Nous, nous vivons !

Christian Jean

Christian Jean est ancien responsable de l’aumônerie régionale hospitalière du culte musulman et vice- président du Comité laïc d’action sociale et environnementale. Il a publié en 2022 Le préfet de l’islam et l’indigène de la République.

Y a-t-il plus belle déclaration pour un croyant monothéiste que la grandeur de Dieu ?
Allah, Hachem ou Dieu, quelle que soit la traduction dans la langue des hommes, Dieu, l’Unique, le Créateur, est le même dans le cœur de tous. Nos prières lui sont adressées dans beaucoup de langues et de rituels que nous pouvons entendre et observer.
Le souffle des cœurs, la sublime ascendance et l’inclination vers nos éternités enfouies demeurent, eux, dans le secret des cœurs et la nuit des consciences.
Ce que nous percevons aussi les uns des autres, au-delà des psalmodies multiples, ce sont les mots et les actes que nous versons dans le panier de la vie.

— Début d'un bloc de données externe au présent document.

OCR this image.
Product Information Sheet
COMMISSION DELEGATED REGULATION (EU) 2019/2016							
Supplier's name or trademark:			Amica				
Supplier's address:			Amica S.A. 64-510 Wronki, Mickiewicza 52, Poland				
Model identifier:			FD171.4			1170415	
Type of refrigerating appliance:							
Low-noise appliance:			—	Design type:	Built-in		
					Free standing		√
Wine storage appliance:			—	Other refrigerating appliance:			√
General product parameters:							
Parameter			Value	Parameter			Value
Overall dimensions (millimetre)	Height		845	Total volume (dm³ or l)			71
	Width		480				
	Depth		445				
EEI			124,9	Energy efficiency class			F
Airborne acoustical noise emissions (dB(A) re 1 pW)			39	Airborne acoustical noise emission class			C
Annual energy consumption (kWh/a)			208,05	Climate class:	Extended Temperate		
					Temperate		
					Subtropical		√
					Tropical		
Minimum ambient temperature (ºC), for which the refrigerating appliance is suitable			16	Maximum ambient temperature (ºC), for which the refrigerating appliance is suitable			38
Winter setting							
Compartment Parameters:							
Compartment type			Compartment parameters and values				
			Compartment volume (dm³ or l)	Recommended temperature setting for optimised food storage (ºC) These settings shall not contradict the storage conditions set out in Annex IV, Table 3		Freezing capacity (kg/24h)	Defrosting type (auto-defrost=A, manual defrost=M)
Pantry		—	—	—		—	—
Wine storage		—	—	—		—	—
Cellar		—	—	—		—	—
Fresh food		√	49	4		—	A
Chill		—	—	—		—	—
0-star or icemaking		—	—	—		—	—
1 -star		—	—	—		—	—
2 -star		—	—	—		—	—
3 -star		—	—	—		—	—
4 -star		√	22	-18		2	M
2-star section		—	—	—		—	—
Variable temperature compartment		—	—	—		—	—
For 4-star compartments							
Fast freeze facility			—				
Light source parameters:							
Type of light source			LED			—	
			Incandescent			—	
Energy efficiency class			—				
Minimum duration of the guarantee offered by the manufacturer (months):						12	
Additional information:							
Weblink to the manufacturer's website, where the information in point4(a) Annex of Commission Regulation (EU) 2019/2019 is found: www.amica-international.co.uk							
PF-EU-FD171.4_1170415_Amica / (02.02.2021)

Ils sont nos signatures les uns sur les autres, ce que nous transmettons, donnons et recevons.
Ces interactions sont le liant de la vie. Elles sont la vie car par elles nous nous vivons et « nous nous vivons ».
Aimer est le premier et le plus bel acte qu’il nous soit « donné de donner » en offrande à Dieu, à soi, aux autres. Contrairement à la mort, cet amour nous appartient. Il se désire, se donne et se reçoit. Par lui se tisse le visage de l’humanité et avec lui s’esquisse son sourire.

Sarah Halimi, tuée au nom de la haine érigée en divinité.

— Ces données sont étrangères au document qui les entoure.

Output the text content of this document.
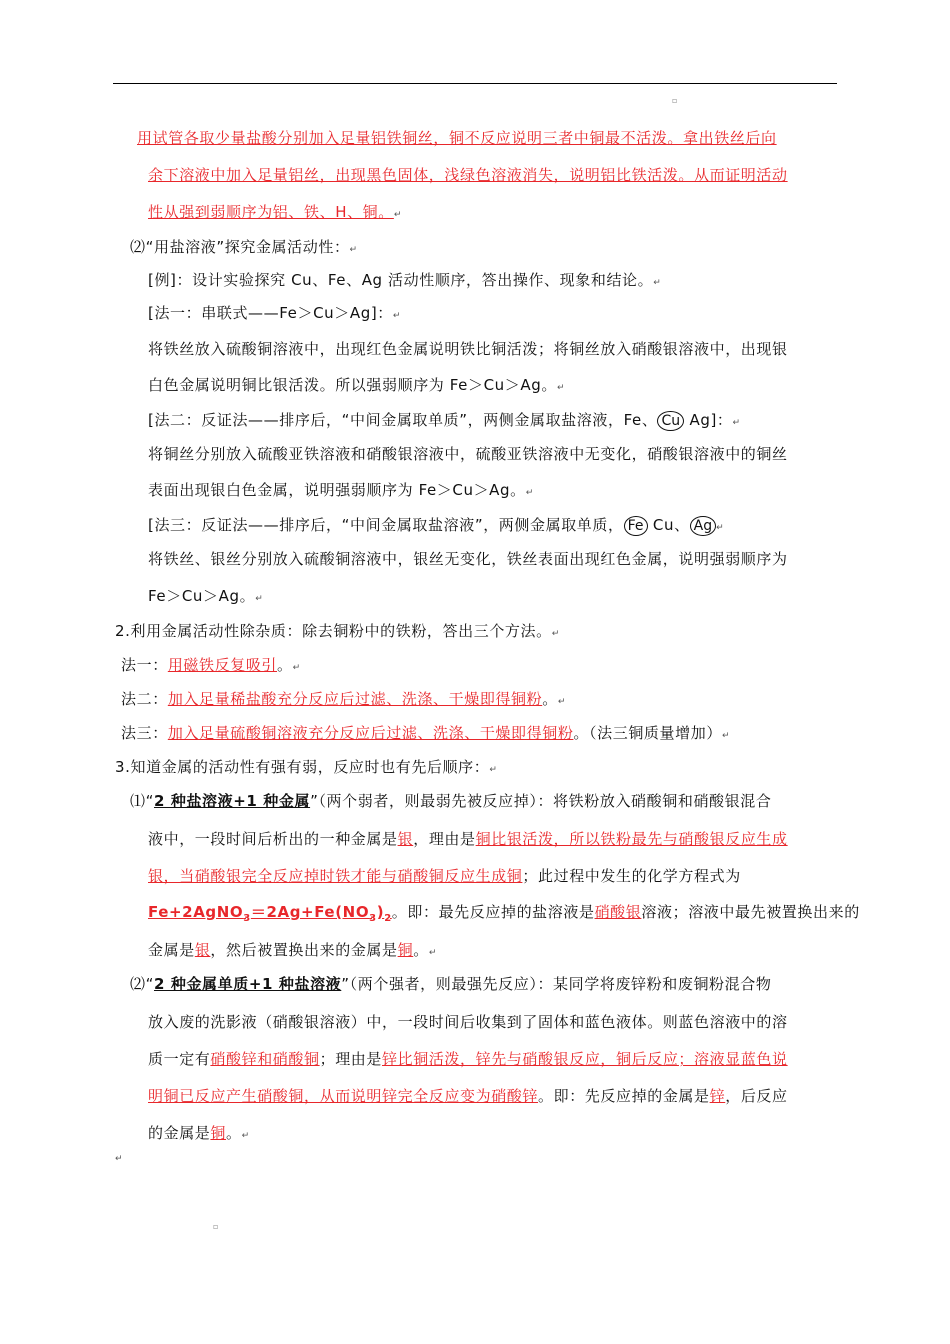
▫
用试管各取少量盐酸分别加入足量铝铁铜丝，铜不反应说明三者中铜最不活泼。拿出铁丝后向
余下溶液中加入足量铝丝，出现黑色固体，浅绿色溶液消失，说明铝比铁活泼。从而证明活动
性从强到弱顺序为铝、铁、H、铜。↵
⑵“用盐溶液”探究金属活动性：↵
[例]：设计实验探究 Cu、Fe、Ag 活动性顺序，答出操作、现象和结论。↵
[法一：串联式——Fe＞Cu＞Ag]：↵
将铁丝放入硫酸铜溶液中，出现红色金属说明铁比铜活泼；将铜丝放入硝酸银溶液中，出现银
白色金属说明铜比银活泼。所以强弱顺序为 Fe＞Cu＞Ag。↵
[法二：反证法——排序后，“中间金属取单质”，两侧金属取盐溶液，Fe、 Cu Ag]：↵
将铜丝分别放入硫酸亚铁溶液和硝酸银溶液中，硫酸亚铁溶液中无变化，硝酸银溶液中的铜丝
表面出现银白色金属，说明强弱顺序为 Fe＞Cu＞Ag。↵
[法三：反证法——排序后，“中间金属取盐溶液”，两侧金属取单质， Fe Cu、 Ag ↵
将铁丝、银丝分别放入硫酸铜溶液中，银丝无变化，铁丝表面出现红色金属，说明强弱顺序为
Fe＞Cu＞Ag。↵
2.利用金属活动性除杂质：除去铜粉中的铁粉，答出三个方法。↵
法一：用磁铁反复吸引。↵
法二：加入足量稀盐酸充分反应后过滤、洗涤、干燥即得铜粉。↵
法三：加入足量硫酸铜溶液充分反应后过滤、洗涤、干燥即得铜粉。（法三铜质量增加）↵
3.知道金属的活动性有强有弱，反应时也有先后顺序：↵
⑴“2 种盐溶液+1 种金属”（两个弱者，则最弱先被反应掉）：将铁粉放入硝酸铜和硝酸银混合
液中，一段时间后析出的一种金属是银，理由是铜比银活泼，所以铁粉最先与硝酸银反应生成
银，当硝酸银完全反应掉时铁才能与硝酸铜反应生成铜；此过程中发生的化学方程式为
$Fe+2AgNO_3=2Ag+Fe(NO_3)_2$。即：最先反应掉的盐溶液是硝酸银溶液；溶液中最先被置换出来的
金属是银，然后被置换出来的金属是铜。↵
⑵“2 种金属单质+1 种盐溶液”（两个强者，则最强先反应）：某同学将废锌粉和废铜粉混合物
放入废的洗影液（硝酸银溶液）中，一段时间后收集到了固体和蓝色液体。则蓝色溶液中的溶
质一定有硝酸锌和硝酸铜；理由是锌比铜活泼，锌先与硝酸银反应，铜后反应；溶液显蓝色说
明铜已反应产生硝酸铜，从而说明锌完全反应变为硝酸锌。即：先反应掉的金属是锌，后反应
的金属是铜。↵
↵
▫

Ce visage s’obscurcit et invite la nuit éternelle dans son sourire quand une âme est enlevée au souffle des jours, comme il en a été le cas avec Sarah Halimi, tuée au nom de la haine érigée en divinité. Or la haine n’a pas de royaume, pas d’infini, pas de racines et pas d’ailes.
Elle n’a que de sombres disciples égarés entre la soif de nuire et l’obsession de détruire. La mort ne peut être qu’un enfant du destin, un instant où la nuit nous appelle à la route ultime, jamais l’acte d’un crime venant interrompre la mélodie du jour.
Sarah, nous te demandons pardon, comme Français, comme humains, comme Juifs de cœur, comme vivants. Pardon de t’avoir perdue tout comme le sens de la justice s’est égaré dans nos rangs.
Nous t’espérons au royaume de ce qui t’est cher, et nous nous espérons guéris du mal qui t’a désignée et ravie à la vie, même si, crois l’honnête homme enseveli de larmes à ton souvenir, rien n’est plus vivant que toi et ton souvenir.